Dann folgt reiner Übermut: In knapp zwei Stunden geht die Sonne unter, das reicht für einen Videodreh. Also raus auf die Straße! Ab jetzt übernimmt Julia Drache das Ruder, sie ist Editorin in Hamburg und zur Video-Dokumentation der Reise Teil unserer Gruppe. In den nächsten 100 Minuten wird sie das neue Chaoze-One-Video filmen und später in Hamburg auch schneiden. Sie hat mir ein paar der Filmaufnahmen, die sie bisher gemacht hat, bereits gezeigt und ich bin jetzt schon glücklich, mir ihr arbeiten zu dürfen. Wir biegen zweimal um die Ecke und laufen in den Slum von Kabalagala. Während der Ghettoblaster den ungemischten Song durch die Gassen plärrt, strömen Kinder und Jugendliche zu uns, die wissen wollen, was wir machen. Die meisten, die kommen, bleiben gleich da, wollen sehen, was wir hier tun. Wir suchen uns geeignete Stellen und drehen einfach los. Inzwischen folgt uns eine Traube Kinder. Eine letzte Einstellung, bevor die Sonne uns für heute verlässt, wollen wir auf der Mauer mit dem von Rebelzer gesprühten »Ultra-St.-Pauli«-Schriftzug aufnehmen. Mit einem sportlichen Sprung bin ich oben, und plötzlich steht ein Mann mit Gewehr vor mir. Keine Seltenheit hier in Kampala. Allerdings hängt das Gewehr nicht locker über der Schulter, sondern ist mit dem Lauf auf mich gerichtet. Nach wenigen Sekunden wendet sich der Bewaffnete aber wieder seinem Telefon zu und entspannt seine Körperhaltung. Ich drehe mich zurück und wir drehen los.

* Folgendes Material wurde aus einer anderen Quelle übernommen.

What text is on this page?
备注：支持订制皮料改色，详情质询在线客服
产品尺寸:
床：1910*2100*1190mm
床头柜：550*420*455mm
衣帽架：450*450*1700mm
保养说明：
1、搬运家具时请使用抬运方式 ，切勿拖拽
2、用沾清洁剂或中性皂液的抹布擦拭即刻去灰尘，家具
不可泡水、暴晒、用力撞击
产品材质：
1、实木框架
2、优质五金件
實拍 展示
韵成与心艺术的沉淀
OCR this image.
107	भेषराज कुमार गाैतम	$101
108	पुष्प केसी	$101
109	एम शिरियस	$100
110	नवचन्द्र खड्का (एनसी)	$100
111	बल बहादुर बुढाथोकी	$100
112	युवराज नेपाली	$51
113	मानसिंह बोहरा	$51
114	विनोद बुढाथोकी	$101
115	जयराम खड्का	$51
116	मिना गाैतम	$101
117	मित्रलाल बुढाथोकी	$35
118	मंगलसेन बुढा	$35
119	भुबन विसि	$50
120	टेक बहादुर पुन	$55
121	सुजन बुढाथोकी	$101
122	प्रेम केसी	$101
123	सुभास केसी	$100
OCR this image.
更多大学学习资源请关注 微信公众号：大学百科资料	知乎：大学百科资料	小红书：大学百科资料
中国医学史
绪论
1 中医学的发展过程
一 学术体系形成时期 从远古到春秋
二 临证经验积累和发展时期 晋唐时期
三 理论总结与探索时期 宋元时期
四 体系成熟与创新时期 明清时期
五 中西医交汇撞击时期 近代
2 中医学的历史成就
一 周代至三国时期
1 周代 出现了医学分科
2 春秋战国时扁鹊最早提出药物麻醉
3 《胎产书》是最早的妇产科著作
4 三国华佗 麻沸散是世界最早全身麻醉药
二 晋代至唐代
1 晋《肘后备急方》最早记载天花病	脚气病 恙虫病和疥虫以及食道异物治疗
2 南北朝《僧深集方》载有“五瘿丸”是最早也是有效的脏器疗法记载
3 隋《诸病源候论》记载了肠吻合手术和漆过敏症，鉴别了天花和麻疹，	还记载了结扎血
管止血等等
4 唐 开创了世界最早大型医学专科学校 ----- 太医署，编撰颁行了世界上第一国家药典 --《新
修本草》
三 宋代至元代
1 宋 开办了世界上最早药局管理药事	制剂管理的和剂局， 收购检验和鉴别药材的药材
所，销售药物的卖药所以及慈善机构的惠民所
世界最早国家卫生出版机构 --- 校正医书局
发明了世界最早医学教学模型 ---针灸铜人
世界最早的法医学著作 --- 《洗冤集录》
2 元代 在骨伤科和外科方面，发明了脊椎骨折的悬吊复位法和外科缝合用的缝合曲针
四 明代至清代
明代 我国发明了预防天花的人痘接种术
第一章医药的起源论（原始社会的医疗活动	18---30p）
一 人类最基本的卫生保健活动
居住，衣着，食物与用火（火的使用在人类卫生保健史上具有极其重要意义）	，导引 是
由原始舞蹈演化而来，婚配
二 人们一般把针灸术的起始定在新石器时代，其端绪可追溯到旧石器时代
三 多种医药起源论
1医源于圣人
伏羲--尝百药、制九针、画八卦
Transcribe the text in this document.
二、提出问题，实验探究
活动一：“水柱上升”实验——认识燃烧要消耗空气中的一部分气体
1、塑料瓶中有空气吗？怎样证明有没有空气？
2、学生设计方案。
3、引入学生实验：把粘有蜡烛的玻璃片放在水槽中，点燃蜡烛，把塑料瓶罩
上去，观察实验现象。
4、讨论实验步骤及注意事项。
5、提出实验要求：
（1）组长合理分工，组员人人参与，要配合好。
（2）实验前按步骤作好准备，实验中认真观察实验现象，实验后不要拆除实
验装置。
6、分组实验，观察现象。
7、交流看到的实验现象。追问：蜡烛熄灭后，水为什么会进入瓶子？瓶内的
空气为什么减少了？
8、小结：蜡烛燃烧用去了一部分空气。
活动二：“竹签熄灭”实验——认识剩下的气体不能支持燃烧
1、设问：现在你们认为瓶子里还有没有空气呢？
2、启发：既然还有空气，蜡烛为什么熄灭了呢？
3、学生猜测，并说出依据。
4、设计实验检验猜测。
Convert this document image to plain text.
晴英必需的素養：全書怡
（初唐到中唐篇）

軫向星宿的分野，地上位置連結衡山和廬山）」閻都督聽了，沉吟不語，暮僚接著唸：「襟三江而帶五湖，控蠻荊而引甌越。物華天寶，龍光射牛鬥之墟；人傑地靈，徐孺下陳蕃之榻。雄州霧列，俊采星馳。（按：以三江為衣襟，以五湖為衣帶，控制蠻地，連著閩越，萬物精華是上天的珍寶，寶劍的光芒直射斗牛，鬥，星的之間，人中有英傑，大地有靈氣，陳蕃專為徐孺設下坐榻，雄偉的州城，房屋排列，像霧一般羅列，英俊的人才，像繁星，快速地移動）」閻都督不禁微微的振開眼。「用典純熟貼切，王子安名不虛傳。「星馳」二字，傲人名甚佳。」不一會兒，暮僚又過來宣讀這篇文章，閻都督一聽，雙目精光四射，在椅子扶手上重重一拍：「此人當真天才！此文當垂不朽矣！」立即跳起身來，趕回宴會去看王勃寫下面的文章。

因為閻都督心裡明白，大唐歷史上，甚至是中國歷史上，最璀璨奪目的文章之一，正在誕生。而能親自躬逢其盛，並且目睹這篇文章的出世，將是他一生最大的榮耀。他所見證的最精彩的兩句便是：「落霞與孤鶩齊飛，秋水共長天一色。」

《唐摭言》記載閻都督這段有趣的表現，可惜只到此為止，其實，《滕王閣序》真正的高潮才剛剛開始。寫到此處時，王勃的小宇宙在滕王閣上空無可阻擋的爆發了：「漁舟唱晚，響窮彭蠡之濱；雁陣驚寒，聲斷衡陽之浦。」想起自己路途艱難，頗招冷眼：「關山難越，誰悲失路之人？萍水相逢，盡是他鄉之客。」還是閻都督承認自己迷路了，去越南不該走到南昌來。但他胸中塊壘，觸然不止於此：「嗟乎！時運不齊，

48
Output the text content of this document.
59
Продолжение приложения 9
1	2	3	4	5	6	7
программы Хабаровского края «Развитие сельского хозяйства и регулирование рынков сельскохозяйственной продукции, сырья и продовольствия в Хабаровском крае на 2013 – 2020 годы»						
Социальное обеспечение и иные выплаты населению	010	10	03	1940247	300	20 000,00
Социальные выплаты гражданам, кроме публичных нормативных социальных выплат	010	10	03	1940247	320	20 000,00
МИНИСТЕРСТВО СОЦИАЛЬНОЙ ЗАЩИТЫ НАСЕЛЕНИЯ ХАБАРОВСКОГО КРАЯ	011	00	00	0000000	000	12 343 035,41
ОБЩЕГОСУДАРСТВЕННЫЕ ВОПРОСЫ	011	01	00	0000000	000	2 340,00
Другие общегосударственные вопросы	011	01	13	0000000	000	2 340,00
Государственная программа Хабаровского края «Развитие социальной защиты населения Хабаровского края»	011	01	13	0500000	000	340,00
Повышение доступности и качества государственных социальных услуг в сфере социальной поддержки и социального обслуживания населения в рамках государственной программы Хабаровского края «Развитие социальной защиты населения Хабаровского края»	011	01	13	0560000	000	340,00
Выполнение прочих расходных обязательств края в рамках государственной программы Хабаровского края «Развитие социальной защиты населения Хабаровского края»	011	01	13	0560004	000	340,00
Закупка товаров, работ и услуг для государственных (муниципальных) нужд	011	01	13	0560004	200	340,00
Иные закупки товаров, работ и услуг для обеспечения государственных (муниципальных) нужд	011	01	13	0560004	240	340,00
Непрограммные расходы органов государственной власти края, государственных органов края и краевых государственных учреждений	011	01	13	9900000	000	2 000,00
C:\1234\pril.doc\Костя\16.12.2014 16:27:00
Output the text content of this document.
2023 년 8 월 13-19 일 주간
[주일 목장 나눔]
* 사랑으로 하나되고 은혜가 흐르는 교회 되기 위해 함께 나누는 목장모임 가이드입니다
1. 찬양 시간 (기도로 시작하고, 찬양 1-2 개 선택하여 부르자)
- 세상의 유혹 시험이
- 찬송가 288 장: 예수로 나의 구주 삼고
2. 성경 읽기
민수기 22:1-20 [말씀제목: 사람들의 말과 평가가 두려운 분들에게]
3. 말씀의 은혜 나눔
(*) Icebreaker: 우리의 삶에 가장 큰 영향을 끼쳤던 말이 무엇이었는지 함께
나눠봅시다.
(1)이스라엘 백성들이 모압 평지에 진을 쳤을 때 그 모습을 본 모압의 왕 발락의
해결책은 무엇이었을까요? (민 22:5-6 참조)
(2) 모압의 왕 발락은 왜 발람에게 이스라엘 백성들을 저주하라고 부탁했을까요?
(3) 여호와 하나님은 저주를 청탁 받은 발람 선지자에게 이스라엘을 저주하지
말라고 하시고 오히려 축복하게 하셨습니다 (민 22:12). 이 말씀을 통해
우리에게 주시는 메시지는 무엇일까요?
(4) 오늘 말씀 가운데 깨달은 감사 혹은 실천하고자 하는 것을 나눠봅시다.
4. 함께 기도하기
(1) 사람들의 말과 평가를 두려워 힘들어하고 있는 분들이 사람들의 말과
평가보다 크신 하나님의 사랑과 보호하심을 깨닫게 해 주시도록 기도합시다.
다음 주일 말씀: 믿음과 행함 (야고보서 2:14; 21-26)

Die letzte Seite meines Reisepasses ziert jetzt ein echter Rebelzer-Freak, der mit erhobenem Zeigefinger sagt: »There are only world citizens.«
Und dann? Dann ist diese Woche vorbei. Ich packe zusammen und lausche noch einmal der beeindruckenden Klangkulisse, die die Vögel hier fabrizieren. Während der Taxifahrt zum Flughafen ziehen die Orte und die Bilder an mir vorbei, die auf dem Hinweg noch so befremdlich wirkten. Die letzte Seite meines Reisepasses ziert jetzt ein echter Rebelzer-Freak, der mit erhobenem Zeigefinger sagt: »There are only world citizens.« Zumindest die ugandische Polizistin am Flughafen findet ihn witzig. Bye, Uganda! Hope to see you soon.